Saturday, January 24, 2009

Tangled up in Green - Innovation

I decided to borrow from my personal blog, The Sky Badge Project today.

Sometimes I cover innovation on this blog, and usually more from a creativity side of things. Today I am sharing this business story because it is really a wake-up call for how complicated the legal side of innovation is becoming. Photo credit: from this web site. Funny, green meant money for a long time, now it mean the environment and healthy eating.

Here is the scoop: Newsweek's Michael Heller covers the troubles in "Innovation Gridlock- Today's inventors need to put together many bits of intellectual property. Too bad they are all patented." Newsweek writes, the first decade of the 21st Century has seen startling advances in biology. Scientists have cracked the genomes of humans and many plants, animals and microbes.
They've uncovered new cellular processes affecting inheritance of diseases. Likewise, investment in biotech research and development has been steadily increasing. So what happened to all the lifesaving cures that were supposed to come our way as a result? Read this story.

Saturday, January 10, 2009

Print News Cedes to the Internet

There is no doubt that we are on fast-track change with the internet now. Especially with recent reports of newspapers limiting print product and going online only.

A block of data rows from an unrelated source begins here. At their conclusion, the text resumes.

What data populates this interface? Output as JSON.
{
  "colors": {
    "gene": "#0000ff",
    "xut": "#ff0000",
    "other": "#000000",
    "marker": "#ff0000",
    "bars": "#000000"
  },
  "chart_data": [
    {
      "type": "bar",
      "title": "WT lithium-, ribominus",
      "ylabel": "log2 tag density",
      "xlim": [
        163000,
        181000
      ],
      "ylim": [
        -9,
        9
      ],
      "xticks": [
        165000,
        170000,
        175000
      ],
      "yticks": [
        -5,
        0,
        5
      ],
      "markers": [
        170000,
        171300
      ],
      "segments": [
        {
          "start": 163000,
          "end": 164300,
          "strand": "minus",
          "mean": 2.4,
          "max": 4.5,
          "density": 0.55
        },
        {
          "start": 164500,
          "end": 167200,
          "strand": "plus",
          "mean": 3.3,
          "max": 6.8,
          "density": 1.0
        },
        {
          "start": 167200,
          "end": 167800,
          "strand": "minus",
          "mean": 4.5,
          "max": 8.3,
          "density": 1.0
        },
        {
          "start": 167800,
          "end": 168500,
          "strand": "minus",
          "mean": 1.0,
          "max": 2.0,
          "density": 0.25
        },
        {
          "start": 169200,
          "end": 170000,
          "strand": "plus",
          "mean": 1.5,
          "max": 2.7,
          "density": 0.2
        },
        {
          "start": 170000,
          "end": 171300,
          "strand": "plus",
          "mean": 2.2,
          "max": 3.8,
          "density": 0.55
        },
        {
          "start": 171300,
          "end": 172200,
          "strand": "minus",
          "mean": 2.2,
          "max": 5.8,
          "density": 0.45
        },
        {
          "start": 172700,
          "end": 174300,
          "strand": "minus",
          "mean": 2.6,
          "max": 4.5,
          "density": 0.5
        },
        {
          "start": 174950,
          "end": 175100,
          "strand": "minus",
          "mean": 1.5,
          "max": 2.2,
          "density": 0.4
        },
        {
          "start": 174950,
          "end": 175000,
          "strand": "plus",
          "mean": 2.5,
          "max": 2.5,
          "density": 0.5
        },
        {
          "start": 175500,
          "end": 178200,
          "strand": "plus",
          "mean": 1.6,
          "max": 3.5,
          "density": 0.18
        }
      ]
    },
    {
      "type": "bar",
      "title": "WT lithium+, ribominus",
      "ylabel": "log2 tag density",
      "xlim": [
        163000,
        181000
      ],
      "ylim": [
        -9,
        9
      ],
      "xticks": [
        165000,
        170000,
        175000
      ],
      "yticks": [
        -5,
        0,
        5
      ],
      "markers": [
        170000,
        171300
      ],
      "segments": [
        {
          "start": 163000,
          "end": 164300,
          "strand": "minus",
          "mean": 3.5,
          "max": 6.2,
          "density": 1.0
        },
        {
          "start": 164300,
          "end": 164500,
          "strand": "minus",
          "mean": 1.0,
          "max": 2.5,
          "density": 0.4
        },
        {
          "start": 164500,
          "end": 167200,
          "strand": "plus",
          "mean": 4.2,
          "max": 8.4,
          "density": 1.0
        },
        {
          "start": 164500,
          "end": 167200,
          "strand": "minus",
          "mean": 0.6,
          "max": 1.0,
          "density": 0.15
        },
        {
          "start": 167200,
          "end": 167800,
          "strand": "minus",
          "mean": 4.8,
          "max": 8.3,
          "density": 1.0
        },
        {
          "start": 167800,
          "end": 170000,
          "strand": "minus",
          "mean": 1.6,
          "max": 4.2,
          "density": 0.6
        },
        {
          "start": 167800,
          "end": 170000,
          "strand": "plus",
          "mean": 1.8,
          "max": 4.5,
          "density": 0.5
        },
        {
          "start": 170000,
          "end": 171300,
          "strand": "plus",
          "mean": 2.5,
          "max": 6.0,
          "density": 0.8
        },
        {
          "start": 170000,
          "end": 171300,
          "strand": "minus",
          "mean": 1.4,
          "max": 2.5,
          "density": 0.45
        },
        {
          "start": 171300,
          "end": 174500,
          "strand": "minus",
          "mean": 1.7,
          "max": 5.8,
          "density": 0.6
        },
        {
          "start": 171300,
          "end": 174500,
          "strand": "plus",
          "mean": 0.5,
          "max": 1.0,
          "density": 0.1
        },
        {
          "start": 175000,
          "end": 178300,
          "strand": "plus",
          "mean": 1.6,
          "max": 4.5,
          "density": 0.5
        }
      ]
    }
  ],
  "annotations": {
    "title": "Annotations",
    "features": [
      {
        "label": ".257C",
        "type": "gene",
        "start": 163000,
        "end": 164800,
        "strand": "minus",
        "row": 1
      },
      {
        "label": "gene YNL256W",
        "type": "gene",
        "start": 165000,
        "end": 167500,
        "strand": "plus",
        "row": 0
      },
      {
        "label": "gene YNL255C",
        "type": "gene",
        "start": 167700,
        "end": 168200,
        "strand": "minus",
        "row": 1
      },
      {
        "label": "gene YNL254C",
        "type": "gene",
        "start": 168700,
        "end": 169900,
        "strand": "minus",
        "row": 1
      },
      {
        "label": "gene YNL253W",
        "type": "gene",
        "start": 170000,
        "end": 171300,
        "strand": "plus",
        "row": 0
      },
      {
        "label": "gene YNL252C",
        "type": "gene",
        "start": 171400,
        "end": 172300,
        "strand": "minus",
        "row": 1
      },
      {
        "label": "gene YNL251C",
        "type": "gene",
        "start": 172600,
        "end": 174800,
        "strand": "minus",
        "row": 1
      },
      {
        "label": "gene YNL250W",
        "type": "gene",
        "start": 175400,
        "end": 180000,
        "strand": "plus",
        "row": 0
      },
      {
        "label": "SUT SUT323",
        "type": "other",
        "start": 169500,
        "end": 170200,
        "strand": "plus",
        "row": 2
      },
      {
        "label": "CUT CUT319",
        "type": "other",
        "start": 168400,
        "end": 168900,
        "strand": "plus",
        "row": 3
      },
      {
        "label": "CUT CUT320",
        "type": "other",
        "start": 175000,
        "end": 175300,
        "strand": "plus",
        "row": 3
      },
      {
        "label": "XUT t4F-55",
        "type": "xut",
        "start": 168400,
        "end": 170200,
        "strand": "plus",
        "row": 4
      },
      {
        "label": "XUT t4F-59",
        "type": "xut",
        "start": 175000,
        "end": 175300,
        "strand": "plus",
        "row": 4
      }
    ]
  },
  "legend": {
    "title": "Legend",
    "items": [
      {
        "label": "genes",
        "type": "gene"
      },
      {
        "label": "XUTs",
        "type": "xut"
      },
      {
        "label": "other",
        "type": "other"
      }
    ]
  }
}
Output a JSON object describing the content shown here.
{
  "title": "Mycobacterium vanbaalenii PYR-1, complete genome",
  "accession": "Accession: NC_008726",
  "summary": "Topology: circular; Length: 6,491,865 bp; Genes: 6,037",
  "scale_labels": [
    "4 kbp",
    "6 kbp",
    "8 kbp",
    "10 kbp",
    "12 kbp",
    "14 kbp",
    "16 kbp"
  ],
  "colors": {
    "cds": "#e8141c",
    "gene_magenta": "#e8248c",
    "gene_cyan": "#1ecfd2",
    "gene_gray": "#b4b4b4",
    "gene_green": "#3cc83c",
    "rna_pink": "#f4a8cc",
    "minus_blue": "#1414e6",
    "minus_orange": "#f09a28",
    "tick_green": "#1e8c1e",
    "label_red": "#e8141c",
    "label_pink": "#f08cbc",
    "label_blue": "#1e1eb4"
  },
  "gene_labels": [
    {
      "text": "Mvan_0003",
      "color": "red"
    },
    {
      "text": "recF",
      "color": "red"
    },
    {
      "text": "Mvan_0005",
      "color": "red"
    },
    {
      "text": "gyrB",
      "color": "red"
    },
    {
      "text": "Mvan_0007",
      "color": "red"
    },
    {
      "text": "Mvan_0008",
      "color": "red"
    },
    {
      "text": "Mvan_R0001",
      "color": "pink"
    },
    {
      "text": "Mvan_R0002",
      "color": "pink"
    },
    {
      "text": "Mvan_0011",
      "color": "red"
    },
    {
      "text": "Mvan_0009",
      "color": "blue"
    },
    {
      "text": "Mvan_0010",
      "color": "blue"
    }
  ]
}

The latest change comes with the sale of the Seattle Post-Intellegencer - if it does not sell in 60 days it goes online only, and then it might fold anyway. Not sure what it means when we do not have major market thought leaders in print, this leaves broadcast and internet a job to fill.


A survey of internet leaders, activists and analysts shows they expect major tech advances as the phone becomes a primary device for online access, voice-recognition improves, artificial and virtual reality become more embedded in everyday life, and the architecture of the internet itself improves. They disagree about whether this will lead to more social tolerance, more forgiving human relations, or better home lives.

Here are the key findings on the survey of experts by the Pew Internet & American Life Project that asked respondents to assess predictions about technology and its roles in the year 2020:

The mobile device will be the primary connection tool to the internet for most people in the world in 2020.

The transparency of people and organizations will increase, but that will not necessarily yield more personal integrity, social tolerance, or forgiveness.

Voice recognition and touch user-interfaces with the internet will be more prevalent and accepted by 2020.

Those working to enforce intellectual property law and copyright protection will remain in a continuing arms race, with the crackers who will find ways to copy and share content without payment.

The divisions between personal time and work time and between physical and virtual reality will be further erased for everyone who is connected, and the results will be mixed in their impact on basic social relations.

Next-generation engineering of the network to improve the current internet architecture is more likely than an effort to rebuild the architecture from scratch.